FERC has agreed to a Bermuda-based partnership’s plans to slightly expand sendout from a liquefied natural gas (LNG) terminal in Puerto Rico which could increase the number of LNG tanker-loads received annually from about 24 to 40.

EcoEléctrica LP operates LNG import, storage and vaporization facilities at Guayanilla Bay, in the municipality of Peñuelas, which is located on the south shore of the island. Last Thursday, the Federal Energy Regulatory Commission [CP16-492] authorized EcoEléctrica to increase the send-out capacity of the LNG terminal by an additional 93 MMcf/d, to a total of 279 MMcf/d.

The increase in send-out capacity will be accomplished by placing into service one of two existing spare LNG vaporizers at Guayanilla Bay. Following the expansion, EcoEléctrica will deliver 186 MMcf/d of regasified LNG to the Puerto Rico Electric Power Authority’s (PREPA) Costa Sur Power Plant, which is located a few miles from the Guayanilla Bay plant. EcoEléctrica will use the remaining 93 MMcf/d at its cogeneration plant.

According to FERC records, construction of the LNG terminal, storage and regasification facilities at Guayanilla Bay were first authorized in 1996. Current facilities include a 1,800-foot pier for unloading LNG tankers; a 1 million bbl LNG storage tank; an LNG vaporization system, and other associated infrastructure.

EcoEléctrica said it currently receives an average of two LNG ships per month (24-26 ships per year).

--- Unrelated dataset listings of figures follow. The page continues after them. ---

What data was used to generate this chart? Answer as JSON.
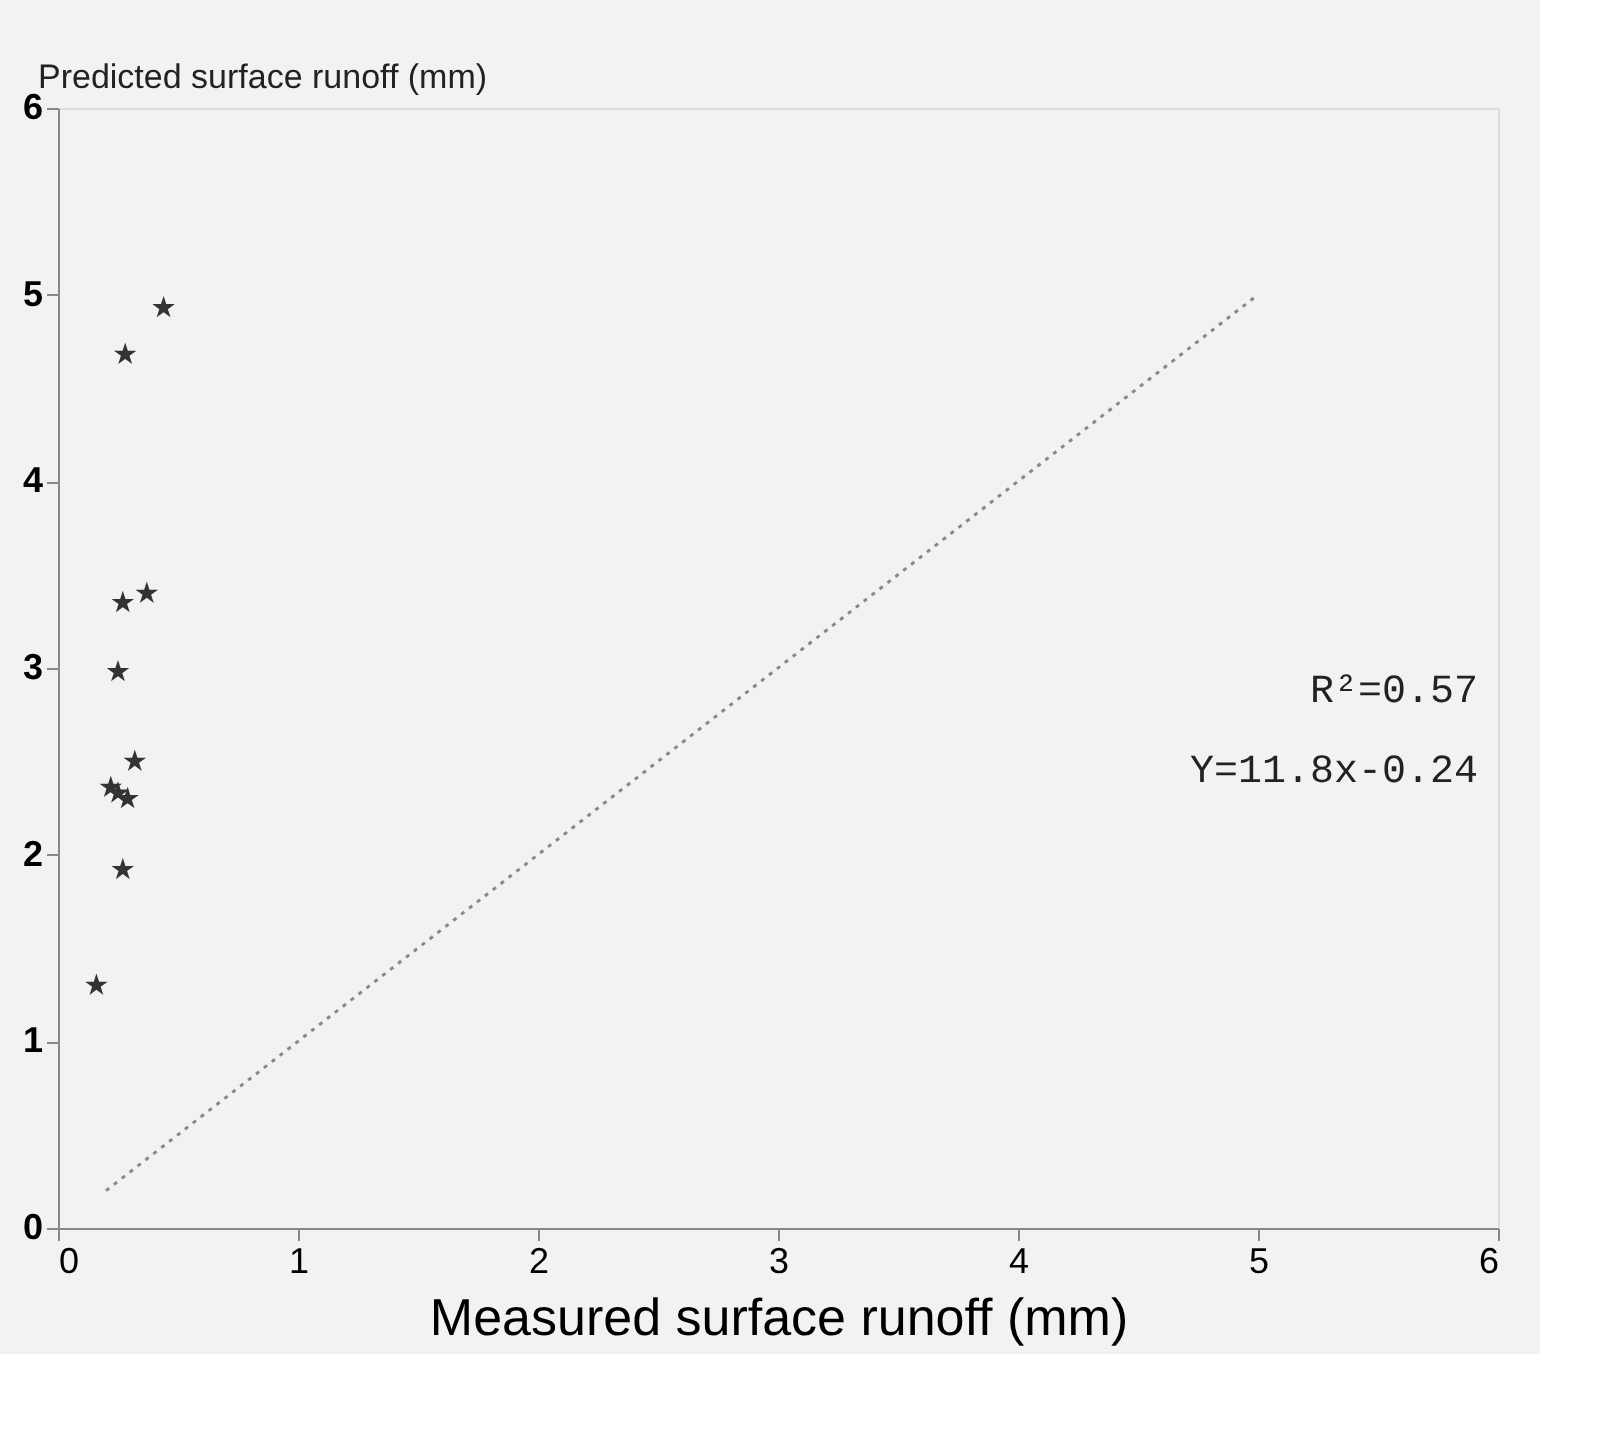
{
  "chart_data": {
    "type": "scatter",
    "xlabel": "Measured surface runoff (mm)",
    "ylabel": "Predicted surface runoff (mm)",
    "xlim": [
      0,
      6
    ],
    "ylim": [
      0,
      6
    ],
    "xticks": [
      0,
      1,
      2,
      3,
      4,
      5,
      6
    ],
    "yticks": [
      0,
      1,
      2,
      3,
      4,
      5,
      6
    ],
    "grid": false,
    "series": [
      {
        "marker": "star",
        "color": "#333333",
        "x": [
          0.44,
          0.28,
          0.27,
          0.37,
          0.25,
          0.32,
          0.25,
          0.22,
          0.29,
          0.27,
          0.16
        ],
        "values": [
          4.93,
          4.68,
          3.35,
          3.4,
          2.98,
          2.5,
          2.33,
          2.36,
          2.3,
          1.92,
          1.3
        ]
      },
      {
        "type": "line",
        "color": "#888888",
        "line_style": "dotted",
        "x": [
          0.2,
          5
        ],
        "values": [
          0.2,
          5
        ]
      }
    ],
    "annotations": [
      "R²=0.57",
      "Y=11.8x-0.24"
    ]
  }
}
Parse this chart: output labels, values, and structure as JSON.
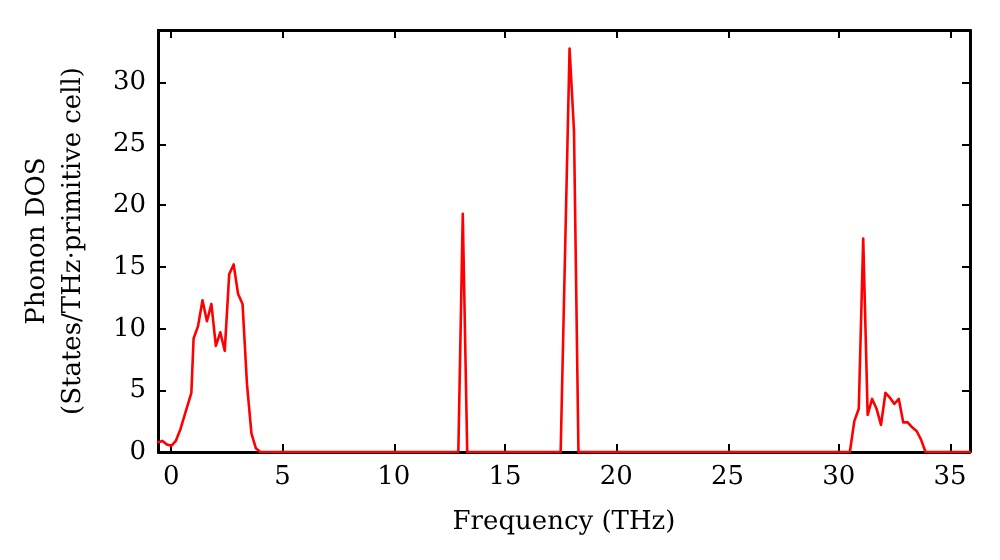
{
  "chart_data": {
    "type": "line",
    "xlabel": "Frequency (THz)",
    "ylabel": "Phonon DOS\n(States/THz·primitive cell)",
    "xlim": [
      -0.6,
      35.9
    ],
    "ylim": [
      0,
      34.2
    ],
    "xticks": [
      0,
      5,
      10,
      15,
      20,
      25,
      30,
      35
    ],
    "yticks": [
      0,
      5,
      10,
      15,
      20,
      25,
      30
    ],
    "grid": false,
    "marker": "none",
    "line_style": "solid",
    "series": [
      {
        "color": "#ff0000",
        "x": [
          -0.6,
          -0.4,
          -0.2,
          0,
          0.2,
          0.4,
          0.6,
          0.9,
          1.0,
          1.2,
          1.4,
          1.6,
          1.8,
          2.0,
          2.2,
          2.4,
          2.6,
          2.8,
          3.0,
          3.2,
          3.4,
          3.6,
          3.8,
          4.0,
          12.9,
          13.1,
          13.3,
          17.5,
          17.9,
          18.1,
          18.3,
          30.5,
          30.7,
          30.9,
          31.1,
          31.3,
          31.5,
          31.7,
          31.9,
          32.1,
          32.3,
          32.5,
          32.7,
          32.9,
          33.1,
          33.3,
          33.5,
          33.7,
          33.9,
          35.9
        ],
        "values": [
          0.8,
          0.9,
          0.6,
          0.5,
          0.9,
          1.8,
          3,
          4.8,
          9.2,
          10.2,
          12.3,
          10.6,
          12,
          8.6,
          9.7,
          8.2,
          14.4,
          15.2,
          12.8,
          12,
          5.5,
          1.5,
          0.3,
          0,
          0,
          19.3,
          0,
          0,
          32.7,
          26,
          0,
          0,
          2.5,
          3.5,
          17.3,
          3,
          4.3,
          3.5,
          2.2,
          4.8,
          4.4,
          3.9,
          4.3,
          2.4,
          2.4,
          2,
          1.7,
          1,
          0,
          0
        ]
      }
    ]
  }
}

In a 2014 order, FERC gave the company permission to construct and operate pipeline and associated equipment to supply up to 250 gallons per minute of LNG to a proposed non-jurisdictional LNG truck loading facility owned by Gas Natural Puerto Rico Inc., but EcoEléctrica has not yet begun construction of those facilities.

Following the 2014 order, EcoEléctrica estimated that it would receive 2.5 ships per month (30 ships per year) at Guayanilla Bay. But with FERC approval to serve PREPA’s Costa Sur Power Plant, the company now anticipates receiving 40 ships at Guayanilla Bay annually.

“Because the project involves no new construction or modification of existing facilities but simply a change in operations requiring only the dedication of an existing spare vaporizer and a spare in-tank send-out pump to full-time service, the project will have no impact on landowners or on terrestrial environmental resources,” FERC said in its order. The agency added that “the increase in LNG ship traffic from the proposed project will not adversely affect other environmental resources, such as marine wildlife, air quality and noise, or cultural resources.”

In 2013, the U.S. Energy Information Administration (EIA) reported that Puerto Rico does not produce natural gas, and all gas is imported as LNG through Guayanilla Bay. At the time, the EIA reported that Puerto Rico imports LNG mainly from Trinidad and Tobago, and that the island’s per capita natural gas consumption rate is less than one-tenth of the U.S. average.